Hate Thy Neighbor: How Israel teaches its citizens all the wrong lessons.

Across Israel, anger at Arabs is building. In the wake of a horrific Palestinian terrorist attack on a Jerusalem synagogue—and concurrent with violent protests by Palestinians—several assaults by Jews against Arabs have been reported. Arab workers are reporting a rise in job discrimination. In a poll published Thursday, 58 percent of Jews endorsed a decision by the mayor of Ashkelon, a major city, to bar Arab citizens of Israel from working near young schoolchildren.



Israel’s prime minister, Benjamin Netanyahu, says these discriminatory outbursts and policies are wrong. “We must not generalize about an entire public due to a small and violent minority,” he asserts. But Netanyahu teaches this kind of prejudice every day, by demolishing the homes of the families of suspected terrorists.

Israel has employed this policy, off and on, for decades. It’s rooted in old military laws and based on the idea that it deters prospective terrorists. The government doesn’t have to show that the family members who live in the house—grandparents, children, cousins—are guilty or even suspected of any crime. And the policy applies only to Arabs, not to Jews.

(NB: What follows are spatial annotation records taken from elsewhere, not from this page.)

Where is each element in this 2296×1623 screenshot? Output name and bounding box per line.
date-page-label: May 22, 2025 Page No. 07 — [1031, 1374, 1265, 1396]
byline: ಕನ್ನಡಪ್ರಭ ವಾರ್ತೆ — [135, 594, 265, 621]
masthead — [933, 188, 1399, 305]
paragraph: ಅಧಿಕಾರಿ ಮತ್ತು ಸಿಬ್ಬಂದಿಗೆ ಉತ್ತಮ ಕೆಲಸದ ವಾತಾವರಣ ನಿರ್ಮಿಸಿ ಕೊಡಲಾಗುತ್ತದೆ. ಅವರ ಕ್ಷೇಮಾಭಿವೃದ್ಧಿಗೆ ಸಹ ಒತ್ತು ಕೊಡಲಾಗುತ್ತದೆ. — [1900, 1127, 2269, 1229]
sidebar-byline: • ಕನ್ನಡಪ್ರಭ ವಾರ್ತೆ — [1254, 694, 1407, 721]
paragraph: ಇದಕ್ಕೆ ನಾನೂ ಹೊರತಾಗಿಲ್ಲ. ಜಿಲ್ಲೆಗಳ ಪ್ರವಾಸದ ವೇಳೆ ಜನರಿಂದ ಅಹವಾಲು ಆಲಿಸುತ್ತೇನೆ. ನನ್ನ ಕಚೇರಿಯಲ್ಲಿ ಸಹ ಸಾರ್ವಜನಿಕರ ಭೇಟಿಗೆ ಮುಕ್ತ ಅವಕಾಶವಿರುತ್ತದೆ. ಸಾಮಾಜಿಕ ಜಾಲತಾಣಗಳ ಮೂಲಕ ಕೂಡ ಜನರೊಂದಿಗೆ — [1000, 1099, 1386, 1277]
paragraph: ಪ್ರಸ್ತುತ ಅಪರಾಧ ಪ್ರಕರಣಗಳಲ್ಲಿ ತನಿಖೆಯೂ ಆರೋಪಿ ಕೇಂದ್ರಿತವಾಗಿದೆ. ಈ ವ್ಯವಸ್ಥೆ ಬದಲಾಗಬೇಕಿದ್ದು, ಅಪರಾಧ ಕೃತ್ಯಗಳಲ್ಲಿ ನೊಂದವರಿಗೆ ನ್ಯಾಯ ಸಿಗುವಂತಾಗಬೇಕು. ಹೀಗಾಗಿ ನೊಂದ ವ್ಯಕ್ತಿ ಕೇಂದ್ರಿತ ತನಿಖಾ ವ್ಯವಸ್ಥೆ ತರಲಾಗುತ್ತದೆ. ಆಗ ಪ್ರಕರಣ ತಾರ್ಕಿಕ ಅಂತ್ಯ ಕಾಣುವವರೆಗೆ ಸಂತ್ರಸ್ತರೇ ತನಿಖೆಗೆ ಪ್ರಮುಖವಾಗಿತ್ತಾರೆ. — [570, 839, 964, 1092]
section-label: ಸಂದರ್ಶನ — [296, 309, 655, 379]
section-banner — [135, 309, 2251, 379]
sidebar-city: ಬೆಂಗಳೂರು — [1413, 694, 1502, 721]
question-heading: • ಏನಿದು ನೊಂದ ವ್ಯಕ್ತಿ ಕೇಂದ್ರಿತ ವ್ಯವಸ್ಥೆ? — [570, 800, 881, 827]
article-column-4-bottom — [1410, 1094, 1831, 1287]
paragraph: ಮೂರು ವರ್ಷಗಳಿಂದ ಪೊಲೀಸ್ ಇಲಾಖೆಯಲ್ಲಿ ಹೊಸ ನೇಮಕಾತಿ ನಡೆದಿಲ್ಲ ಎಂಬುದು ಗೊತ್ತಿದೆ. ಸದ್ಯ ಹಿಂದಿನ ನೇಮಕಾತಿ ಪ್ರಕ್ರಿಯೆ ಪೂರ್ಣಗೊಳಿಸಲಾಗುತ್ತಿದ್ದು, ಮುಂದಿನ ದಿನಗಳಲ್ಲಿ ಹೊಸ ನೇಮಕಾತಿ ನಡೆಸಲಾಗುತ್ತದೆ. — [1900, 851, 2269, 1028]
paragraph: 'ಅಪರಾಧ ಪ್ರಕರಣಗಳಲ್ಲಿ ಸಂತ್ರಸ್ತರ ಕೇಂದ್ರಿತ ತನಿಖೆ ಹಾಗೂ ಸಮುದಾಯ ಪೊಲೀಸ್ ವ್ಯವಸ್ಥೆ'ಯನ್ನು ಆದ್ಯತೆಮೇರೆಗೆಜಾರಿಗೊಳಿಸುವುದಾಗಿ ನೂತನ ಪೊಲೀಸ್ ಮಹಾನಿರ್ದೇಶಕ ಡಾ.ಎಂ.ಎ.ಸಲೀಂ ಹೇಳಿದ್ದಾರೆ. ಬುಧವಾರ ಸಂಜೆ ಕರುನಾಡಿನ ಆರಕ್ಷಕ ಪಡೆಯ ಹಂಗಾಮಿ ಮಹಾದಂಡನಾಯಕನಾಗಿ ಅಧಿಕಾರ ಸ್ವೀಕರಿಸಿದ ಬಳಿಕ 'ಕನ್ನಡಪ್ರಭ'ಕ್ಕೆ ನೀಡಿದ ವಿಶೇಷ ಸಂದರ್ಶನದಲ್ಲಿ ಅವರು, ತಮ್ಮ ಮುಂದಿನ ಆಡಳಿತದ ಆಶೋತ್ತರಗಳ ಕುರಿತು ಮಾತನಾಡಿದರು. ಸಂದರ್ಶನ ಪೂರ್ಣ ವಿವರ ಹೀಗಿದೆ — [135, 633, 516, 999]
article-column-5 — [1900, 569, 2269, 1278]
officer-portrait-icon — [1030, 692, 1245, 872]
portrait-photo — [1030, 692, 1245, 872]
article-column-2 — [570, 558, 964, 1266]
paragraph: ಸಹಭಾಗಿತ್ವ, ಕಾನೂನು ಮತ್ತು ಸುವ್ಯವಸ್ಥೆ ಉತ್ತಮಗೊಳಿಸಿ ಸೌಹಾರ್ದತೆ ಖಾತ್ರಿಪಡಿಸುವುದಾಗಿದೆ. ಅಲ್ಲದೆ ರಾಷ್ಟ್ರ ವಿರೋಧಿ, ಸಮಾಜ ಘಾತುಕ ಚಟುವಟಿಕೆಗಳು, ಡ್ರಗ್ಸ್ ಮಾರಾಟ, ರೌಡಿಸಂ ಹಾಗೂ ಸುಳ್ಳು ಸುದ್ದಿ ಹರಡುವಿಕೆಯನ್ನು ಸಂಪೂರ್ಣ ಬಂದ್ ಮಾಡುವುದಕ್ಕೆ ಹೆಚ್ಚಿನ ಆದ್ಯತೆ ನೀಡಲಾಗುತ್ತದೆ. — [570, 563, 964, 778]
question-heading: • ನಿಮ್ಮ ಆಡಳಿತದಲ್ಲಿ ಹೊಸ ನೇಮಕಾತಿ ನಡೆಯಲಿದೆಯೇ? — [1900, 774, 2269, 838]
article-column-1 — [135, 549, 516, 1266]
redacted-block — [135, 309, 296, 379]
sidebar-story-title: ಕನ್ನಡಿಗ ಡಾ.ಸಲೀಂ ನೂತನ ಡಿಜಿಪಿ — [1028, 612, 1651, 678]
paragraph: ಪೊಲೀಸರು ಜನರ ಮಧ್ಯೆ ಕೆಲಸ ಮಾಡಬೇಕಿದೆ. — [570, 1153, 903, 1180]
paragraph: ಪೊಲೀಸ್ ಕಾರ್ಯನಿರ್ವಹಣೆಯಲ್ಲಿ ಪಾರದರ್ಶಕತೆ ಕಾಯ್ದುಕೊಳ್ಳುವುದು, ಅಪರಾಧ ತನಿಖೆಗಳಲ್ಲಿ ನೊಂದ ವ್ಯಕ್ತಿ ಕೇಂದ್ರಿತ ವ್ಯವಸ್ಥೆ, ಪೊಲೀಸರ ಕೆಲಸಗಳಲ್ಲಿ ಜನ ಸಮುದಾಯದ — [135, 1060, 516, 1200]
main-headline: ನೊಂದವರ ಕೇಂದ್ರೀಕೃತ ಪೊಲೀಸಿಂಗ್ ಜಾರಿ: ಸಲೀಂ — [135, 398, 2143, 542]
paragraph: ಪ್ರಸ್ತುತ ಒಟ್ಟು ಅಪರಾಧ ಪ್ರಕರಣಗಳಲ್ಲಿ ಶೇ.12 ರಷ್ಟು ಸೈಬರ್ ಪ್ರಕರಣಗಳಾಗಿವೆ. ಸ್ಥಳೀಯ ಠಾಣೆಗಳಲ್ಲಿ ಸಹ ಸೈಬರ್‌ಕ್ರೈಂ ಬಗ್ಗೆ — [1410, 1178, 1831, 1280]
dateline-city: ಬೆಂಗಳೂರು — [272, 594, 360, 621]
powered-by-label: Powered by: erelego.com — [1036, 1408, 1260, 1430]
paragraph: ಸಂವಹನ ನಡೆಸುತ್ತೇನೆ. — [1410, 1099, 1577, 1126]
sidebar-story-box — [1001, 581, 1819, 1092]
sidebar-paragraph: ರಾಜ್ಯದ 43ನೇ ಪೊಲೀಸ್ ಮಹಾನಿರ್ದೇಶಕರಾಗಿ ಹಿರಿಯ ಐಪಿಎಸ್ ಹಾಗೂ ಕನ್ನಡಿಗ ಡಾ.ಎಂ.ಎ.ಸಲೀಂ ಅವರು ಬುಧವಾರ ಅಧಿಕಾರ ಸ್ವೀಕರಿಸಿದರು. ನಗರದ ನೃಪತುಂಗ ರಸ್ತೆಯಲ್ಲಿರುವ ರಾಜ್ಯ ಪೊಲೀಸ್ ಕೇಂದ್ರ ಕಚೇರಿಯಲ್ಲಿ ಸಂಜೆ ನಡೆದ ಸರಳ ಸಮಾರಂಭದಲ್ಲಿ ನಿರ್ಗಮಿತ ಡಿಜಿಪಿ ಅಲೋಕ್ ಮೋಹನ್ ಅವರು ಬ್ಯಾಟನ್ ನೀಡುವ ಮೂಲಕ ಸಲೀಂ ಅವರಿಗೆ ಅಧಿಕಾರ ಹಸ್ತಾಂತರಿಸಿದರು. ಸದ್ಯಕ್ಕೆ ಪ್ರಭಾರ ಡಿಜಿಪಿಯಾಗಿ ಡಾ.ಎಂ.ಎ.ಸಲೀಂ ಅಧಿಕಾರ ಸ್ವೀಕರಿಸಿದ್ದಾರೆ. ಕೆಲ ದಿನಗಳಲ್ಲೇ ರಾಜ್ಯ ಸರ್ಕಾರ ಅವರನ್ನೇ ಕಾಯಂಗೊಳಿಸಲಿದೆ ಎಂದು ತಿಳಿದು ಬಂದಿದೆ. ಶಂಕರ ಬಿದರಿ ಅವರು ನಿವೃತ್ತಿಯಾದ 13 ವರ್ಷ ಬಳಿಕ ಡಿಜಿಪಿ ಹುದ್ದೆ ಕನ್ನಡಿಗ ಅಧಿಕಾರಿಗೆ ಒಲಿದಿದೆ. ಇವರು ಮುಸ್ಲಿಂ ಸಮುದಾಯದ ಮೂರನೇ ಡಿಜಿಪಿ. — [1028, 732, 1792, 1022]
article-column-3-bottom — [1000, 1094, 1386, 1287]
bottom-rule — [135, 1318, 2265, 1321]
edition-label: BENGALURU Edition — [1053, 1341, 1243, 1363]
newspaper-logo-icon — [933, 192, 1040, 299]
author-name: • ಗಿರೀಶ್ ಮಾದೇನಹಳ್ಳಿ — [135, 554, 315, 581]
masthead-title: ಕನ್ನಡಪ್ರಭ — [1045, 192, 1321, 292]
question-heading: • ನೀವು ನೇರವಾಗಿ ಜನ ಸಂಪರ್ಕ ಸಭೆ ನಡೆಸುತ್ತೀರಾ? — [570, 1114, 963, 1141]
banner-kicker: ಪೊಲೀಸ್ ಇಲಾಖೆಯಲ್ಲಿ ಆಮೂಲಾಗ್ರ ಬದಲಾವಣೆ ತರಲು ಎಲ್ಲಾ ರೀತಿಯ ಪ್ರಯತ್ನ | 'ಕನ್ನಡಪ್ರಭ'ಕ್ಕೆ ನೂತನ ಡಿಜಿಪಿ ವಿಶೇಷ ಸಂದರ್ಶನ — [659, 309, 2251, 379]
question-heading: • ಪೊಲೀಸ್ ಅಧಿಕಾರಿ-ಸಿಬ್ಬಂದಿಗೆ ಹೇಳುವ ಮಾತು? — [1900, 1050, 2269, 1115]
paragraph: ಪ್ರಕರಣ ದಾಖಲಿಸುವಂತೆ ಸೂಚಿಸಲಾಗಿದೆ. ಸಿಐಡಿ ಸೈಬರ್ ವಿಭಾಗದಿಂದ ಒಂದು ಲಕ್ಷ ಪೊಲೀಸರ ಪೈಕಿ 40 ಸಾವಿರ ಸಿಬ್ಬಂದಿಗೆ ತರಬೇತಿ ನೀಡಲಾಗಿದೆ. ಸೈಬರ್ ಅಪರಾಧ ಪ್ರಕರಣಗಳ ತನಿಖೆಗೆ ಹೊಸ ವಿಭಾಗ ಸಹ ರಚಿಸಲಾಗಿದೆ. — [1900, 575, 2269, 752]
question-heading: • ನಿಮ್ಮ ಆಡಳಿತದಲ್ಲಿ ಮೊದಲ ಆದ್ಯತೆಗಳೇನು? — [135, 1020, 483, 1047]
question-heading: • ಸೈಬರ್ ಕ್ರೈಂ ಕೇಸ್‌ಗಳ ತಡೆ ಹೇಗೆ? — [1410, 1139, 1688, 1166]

The first lesson this policy teaches Israelis is that it’s legitimate to inflict suffering on innocent people in order to discourage terrorism. “You need a means of deterrence against the next suicide attacker,” Netanyahu explained this week as he announced demolitions in response to the synagogue attack. “When he knows that his house, the house in which his family lives, will be demolished, this will have an impact.” Shaul Shay, a former member of the Israeli national security council, agrees: “A terrorist may be willing to sacrifice his own life, but maybe he will think twice if he knows the homes of his relatives will be destroyed. If the family pays the price, it’s different.”



The second lesson the policy teaches is that it’s OK to treat Arab families this way, because Arabs in general are prone to violence. Three months ago, when lawyers challenged the policy because it wasn’t applied to Jews who murdered Arabs, Israel’s highest court rejected the complaint. Writing for the court, a judge explained:

It’s impossible to deny that acts of incitement and violence against Arabs have multiplied in Jewish society; this is regrettable, and it’s necessary to act forcefully against such occurrences. But the comparison is out of place, because house demolitions in the territories aren’t used in cases of incitement and violence, but in especially severe cases of murder. I’m not overlooking the shocking case of the murder of the teenage boy Mohammed Abu Khdeir, a case that shocked the country and sparked wall-to-wall condemnations, but this was the rarest of rare occurrences. Therefore, it seems to me there’s no place for the artificial symmetry claimed by the petitioners to support their claim of discriminatory enforcement.